©Megan Newton Photography
It wasn’t until I realized that I was conflating fear with uncertainty, that this process could begin to unfold. When my brother, Caleb, and I ventured off into the Flattop Wilderness in Colorado, we came across a giant lake imbedded in a valley, surrounded by cliffs, and he came to a complete stop. Our normal adventures are made up of long days until dark with a few dumpster veggies and an early crash to wake up and do it all over again. But that day something was different. We still had several hours of light left and yet I watched as he threw his backpack down and asked if we could stop. Out of his backpack came an extra set of boxers, that he said he packed for me in case we wanted to go swimming.

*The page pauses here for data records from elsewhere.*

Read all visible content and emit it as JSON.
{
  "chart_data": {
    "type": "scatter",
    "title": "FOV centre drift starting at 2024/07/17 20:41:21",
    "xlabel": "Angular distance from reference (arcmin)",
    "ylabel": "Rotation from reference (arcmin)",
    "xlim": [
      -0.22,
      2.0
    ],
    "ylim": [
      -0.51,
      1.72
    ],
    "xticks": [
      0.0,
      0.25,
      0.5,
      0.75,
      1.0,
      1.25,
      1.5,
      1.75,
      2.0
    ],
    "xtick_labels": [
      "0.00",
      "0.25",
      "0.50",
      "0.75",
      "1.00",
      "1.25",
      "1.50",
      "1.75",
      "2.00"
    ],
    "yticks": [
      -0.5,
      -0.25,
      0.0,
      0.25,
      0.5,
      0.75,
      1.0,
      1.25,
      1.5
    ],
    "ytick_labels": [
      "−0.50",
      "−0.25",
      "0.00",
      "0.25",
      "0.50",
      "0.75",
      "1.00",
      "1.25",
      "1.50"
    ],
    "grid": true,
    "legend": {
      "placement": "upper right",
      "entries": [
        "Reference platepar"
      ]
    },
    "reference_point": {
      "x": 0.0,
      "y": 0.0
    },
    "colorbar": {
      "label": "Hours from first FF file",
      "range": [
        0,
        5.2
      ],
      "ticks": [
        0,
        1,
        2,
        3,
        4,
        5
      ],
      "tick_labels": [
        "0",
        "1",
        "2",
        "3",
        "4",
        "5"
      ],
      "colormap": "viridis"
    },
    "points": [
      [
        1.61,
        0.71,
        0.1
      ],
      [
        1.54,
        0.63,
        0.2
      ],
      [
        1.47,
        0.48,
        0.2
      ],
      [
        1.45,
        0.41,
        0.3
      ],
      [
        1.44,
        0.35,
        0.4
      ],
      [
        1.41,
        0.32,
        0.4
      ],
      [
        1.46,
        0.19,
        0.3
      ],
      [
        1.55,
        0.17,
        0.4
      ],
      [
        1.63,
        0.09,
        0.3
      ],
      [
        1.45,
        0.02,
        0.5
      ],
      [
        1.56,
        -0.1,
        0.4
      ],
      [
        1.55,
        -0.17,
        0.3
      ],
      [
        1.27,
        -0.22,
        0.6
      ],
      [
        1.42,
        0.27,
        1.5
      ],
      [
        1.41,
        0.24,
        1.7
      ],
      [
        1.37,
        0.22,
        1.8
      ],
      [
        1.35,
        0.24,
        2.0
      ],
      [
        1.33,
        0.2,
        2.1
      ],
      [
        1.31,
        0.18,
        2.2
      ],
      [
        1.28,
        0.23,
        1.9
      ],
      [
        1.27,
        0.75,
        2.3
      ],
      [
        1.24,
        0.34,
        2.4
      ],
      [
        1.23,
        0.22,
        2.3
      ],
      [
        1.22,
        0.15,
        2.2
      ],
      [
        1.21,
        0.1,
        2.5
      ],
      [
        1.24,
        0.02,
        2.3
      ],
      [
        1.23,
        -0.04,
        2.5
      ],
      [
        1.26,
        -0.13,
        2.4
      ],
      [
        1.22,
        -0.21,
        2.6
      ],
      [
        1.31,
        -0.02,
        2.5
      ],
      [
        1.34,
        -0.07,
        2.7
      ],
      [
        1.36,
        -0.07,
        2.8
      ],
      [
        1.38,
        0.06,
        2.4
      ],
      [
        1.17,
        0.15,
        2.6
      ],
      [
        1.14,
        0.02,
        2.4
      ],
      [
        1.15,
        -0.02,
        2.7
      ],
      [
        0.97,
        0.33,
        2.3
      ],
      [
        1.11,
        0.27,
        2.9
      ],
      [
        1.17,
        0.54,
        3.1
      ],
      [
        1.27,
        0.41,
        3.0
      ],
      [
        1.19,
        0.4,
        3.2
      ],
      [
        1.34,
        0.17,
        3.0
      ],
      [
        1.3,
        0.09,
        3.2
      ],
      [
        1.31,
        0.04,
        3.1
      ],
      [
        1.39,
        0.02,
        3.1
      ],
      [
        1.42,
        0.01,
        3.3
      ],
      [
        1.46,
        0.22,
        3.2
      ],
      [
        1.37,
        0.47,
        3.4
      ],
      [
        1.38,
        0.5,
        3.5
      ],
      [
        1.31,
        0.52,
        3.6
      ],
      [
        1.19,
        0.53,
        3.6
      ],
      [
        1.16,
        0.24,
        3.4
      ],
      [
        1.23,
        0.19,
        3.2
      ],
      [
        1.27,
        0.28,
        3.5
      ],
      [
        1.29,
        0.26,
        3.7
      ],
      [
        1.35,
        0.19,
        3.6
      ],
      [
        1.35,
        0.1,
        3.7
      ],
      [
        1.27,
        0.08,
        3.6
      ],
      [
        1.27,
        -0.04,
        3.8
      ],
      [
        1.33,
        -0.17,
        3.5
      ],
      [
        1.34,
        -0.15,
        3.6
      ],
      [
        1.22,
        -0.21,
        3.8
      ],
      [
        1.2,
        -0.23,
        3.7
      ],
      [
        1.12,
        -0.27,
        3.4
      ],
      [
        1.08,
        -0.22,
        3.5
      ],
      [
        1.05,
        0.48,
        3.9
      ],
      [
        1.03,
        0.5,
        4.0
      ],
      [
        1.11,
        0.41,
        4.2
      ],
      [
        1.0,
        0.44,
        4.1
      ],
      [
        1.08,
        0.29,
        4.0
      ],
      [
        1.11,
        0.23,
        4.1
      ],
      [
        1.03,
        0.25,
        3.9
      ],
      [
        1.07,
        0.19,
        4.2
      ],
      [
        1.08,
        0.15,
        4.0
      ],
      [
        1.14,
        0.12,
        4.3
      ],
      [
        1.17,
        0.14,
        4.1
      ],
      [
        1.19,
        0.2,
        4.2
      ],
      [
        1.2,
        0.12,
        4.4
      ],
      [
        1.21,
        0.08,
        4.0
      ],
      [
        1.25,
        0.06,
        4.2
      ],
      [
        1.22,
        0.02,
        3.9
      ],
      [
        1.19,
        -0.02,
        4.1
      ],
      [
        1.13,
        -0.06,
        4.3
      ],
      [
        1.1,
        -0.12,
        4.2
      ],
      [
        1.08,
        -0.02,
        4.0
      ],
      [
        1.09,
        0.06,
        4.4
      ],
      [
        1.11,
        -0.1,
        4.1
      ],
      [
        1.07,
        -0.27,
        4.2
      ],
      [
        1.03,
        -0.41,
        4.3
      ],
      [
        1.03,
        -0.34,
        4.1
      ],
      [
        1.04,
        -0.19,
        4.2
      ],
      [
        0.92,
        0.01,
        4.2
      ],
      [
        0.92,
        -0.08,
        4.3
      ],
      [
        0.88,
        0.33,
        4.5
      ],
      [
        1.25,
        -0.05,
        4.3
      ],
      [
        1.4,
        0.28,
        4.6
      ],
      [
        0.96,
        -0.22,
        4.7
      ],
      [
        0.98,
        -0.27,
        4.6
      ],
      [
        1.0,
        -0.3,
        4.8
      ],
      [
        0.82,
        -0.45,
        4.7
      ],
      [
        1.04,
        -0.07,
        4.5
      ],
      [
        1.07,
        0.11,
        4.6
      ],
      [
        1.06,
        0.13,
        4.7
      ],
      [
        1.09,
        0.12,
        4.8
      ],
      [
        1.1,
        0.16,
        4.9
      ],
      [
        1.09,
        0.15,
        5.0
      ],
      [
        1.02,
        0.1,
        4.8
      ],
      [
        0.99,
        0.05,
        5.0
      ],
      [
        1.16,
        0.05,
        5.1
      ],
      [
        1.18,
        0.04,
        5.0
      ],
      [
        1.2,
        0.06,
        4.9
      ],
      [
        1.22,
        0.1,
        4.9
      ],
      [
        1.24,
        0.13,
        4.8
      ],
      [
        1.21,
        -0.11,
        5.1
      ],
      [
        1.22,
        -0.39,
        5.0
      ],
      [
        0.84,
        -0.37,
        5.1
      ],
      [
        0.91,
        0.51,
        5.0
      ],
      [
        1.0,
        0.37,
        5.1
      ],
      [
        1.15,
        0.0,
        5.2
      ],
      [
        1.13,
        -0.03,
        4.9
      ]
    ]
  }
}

I threw my backpack down and immediately changed. Our normal is to race in. But the water was cold and rocky and he took a head start, inching in towards the middle, water almost up to his calves. I looked over at him and paused. “I only have 1 binder. I don’t want to get it wet.” He looked over at me and immediately told me he didn’t care what I was wearing or not.
I stripped down to boxers only and came sprinting in the alpine lake. I closed my eyes and didn’t look down at my chest. Rule #1 of not wearing a binder is to not look down. But when I dove into the water, winning the race of course, I forgot what existed. With him, and only him, could I pretend that I was a young boy in the body I always wanted, and finally free.
It was in that moment that I became certain that I would get surgery. It was the first imaginary taste of what it could be like to not be so afraid of my own body. I had no idea it would take me another year to do it and what freedom could actually taste like, but I knew it was the first step in a long journey of making decisions that would ultimately save my life. I went home and made a to-do list and wrote at the top, “the map to freedom in my skin, or one step closer to letting my bones off the hook, or something that sounds dreamy but certainly doesn’t feel that way all of the time.”